There is at least the possibility that here we have a task where using wetware is going to always be cheaper than using silicon hardware…
Isn't ChatGPT just another way to waste time on the Internet? I may be one of the few Americans who does not have either a Twitter or Facebook account and my only guilty pleasures are a handful of Substack writers. If the Sustackers start to slack off in terms of content, it's easy to say adios and move on to something else.
There was a contest at Carnegie Mellon back in the 1980s to come up with the best meaningful use of “Colorless green ideas sleep furiously”. The winner was along the lines of:
"Through the icy winter, the seeds lie dormant. Before the frost sets in, eager gardeners peruse colorful catalogs promising the fertile glories of the spring. They plant with hope, and through the long winter those colorless green ideas sleep furiously."
It isn't about intention. It's about having a useful model. You can ask what country is south of Burundi and get a good answer without a model, but can you then ask what country is south of that or to its west?
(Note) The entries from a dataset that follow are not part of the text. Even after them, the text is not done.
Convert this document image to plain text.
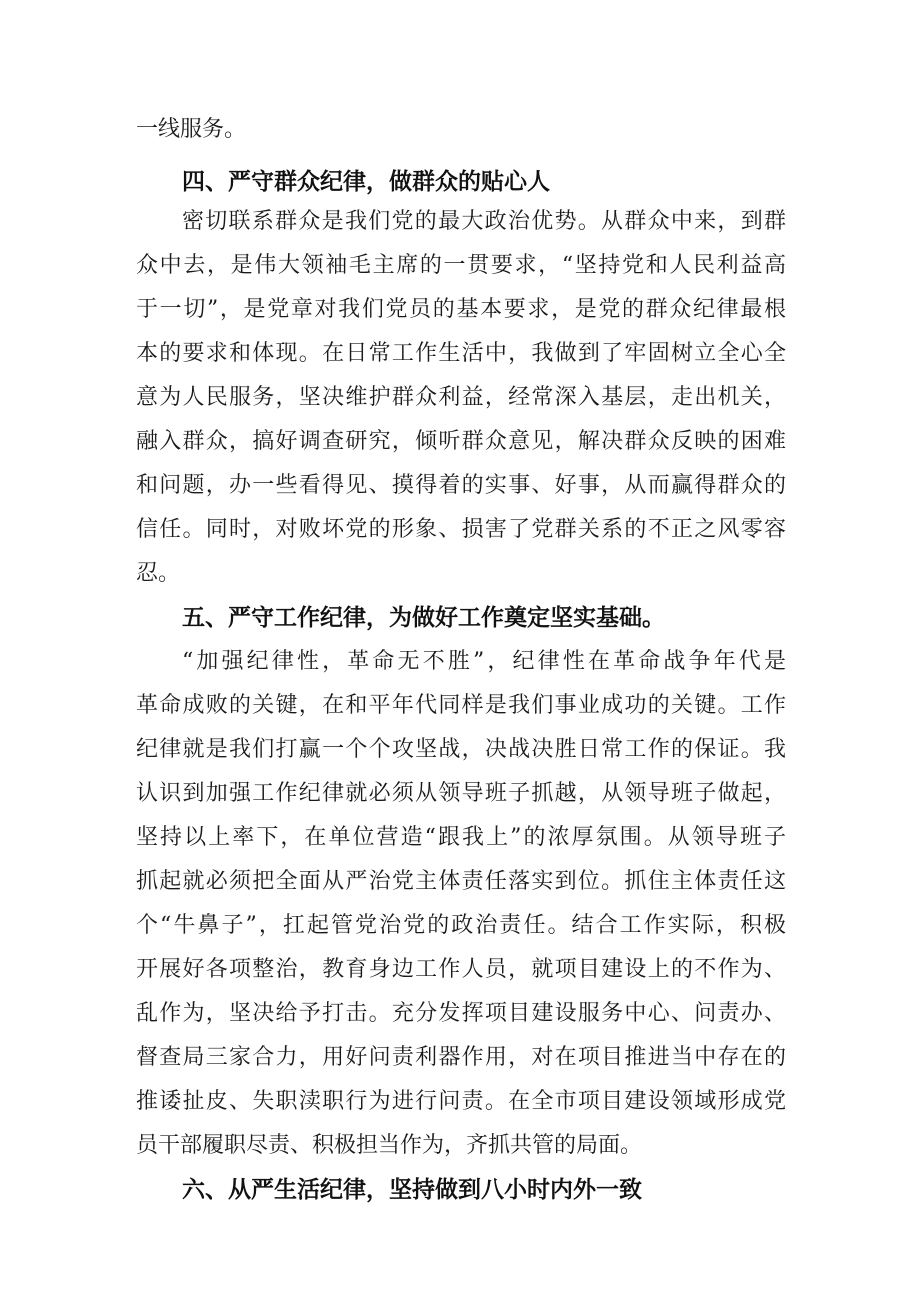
一线服务。
四、严守群众纪律，做群众的贴心人
密切联系群众是我们党的最大政治优势。从群众中来，到群
众中去，是伟大领袖毛主席的一贯要求，“坚持党和人民利益高
于一切”，是党章对我们党员的基本要求，是党的群众纪律最根
本的要求和体现。在日常工作生活中，我做到了牢固树立全心全
意为人民服务，坚决维护群众利益，经常深入基层，走出机关，
融入群众，搞好调查研究，倾听群众意见，解决群众反映的困难
和问题，办一些看得见、摸得着的实事、好事，从而赢得群众的
信任。同时，对败坏党的形象、损害了党群关系的不正之风零容
忍。
五、严守工作纪律，为做好工作奠定坚实基础。
“加强纪律性，革命无不胜”，纪律性在革命战争年代是
革命成败的关键，在和平年代同样是我们事业成功的关键。工作
纪律就是我们打赢一个个攻坚战，决战决胜日常工作的保证。我
认识到加强工作纪律就必须从领导班子抓越，从领导班子做起，
坚持以上率下，在单位营造“跟我上”的浓厚氛围。从领导班子
抓起就必须把全面从严治党主体责任落实到位。抓住主体责任这
个“牛鼻子”，扛起管党治党的政治责任。结合工作实际，积极
开展好各项整治，教育身边工作人员，就项目建设上的不作为、
乱作为，坚决给予打击。充分发挥项目建设服务中心、问责办、
督查局三家合力，用好问责利器作用，对在项目推进当中存在的
推诿扯皮、失职渎职行为进行问责。在全市项目建设领域形成党
员干部履职尽责、积极担当作为，齐抓共管的局面。
六、从严生活纪律，坚持做到八小时内外一致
How about two countries south, or three? With a model, for example a mental or physical map of Africa, those answers are easy. Without a model, getting a good answer requires someone to have asked the question before and enough conversational ability to track the conversation and supply an antecedent for "that".
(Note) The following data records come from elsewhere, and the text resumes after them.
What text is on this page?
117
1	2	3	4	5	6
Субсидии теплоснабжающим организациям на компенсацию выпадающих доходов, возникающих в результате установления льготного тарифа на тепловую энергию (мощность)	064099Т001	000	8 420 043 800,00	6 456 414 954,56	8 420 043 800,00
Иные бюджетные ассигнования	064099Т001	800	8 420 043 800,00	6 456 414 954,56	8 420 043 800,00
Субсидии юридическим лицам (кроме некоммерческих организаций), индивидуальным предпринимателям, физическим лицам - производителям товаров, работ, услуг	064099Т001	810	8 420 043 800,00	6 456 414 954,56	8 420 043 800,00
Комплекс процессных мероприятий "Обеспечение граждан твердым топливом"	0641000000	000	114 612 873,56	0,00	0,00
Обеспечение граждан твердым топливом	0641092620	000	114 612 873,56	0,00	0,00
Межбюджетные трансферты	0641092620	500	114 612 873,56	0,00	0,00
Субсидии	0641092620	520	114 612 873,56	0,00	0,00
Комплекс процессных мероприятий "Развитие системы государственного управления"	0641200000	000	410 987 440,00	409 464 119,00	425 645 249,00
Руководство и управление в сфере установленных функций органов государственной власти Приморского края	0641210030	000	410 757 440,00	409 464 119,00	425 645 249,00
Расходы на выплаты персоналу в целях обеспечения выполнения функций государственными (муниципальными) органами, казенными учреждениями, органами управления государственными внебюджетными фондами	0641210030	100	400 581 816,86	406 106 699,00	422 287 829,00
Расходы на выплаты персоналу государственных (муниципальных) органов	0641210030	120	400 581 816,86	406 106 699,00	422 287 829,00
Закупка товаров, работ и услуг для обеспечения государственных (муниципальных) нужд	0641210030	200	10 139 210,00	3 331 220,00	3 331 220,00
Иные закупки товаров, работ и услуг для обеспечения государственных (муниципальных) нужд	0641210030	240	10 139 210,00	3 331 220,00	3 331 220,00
The lack of a world model is a major problem. One glaring issue with image generators, for example, is that they have no model of number. If you ask for three eagles, you will likely get three eagles, but if you ask for four or five, you have run into one of those primitive intelligences that cannot count. There's a similar problem with protein folding or reaction prediction. If the space has been densely explored and the question involves simple proximity, the system can give fairy good answers. It falls apart completely in parts unknown or when needing to make an actual inference.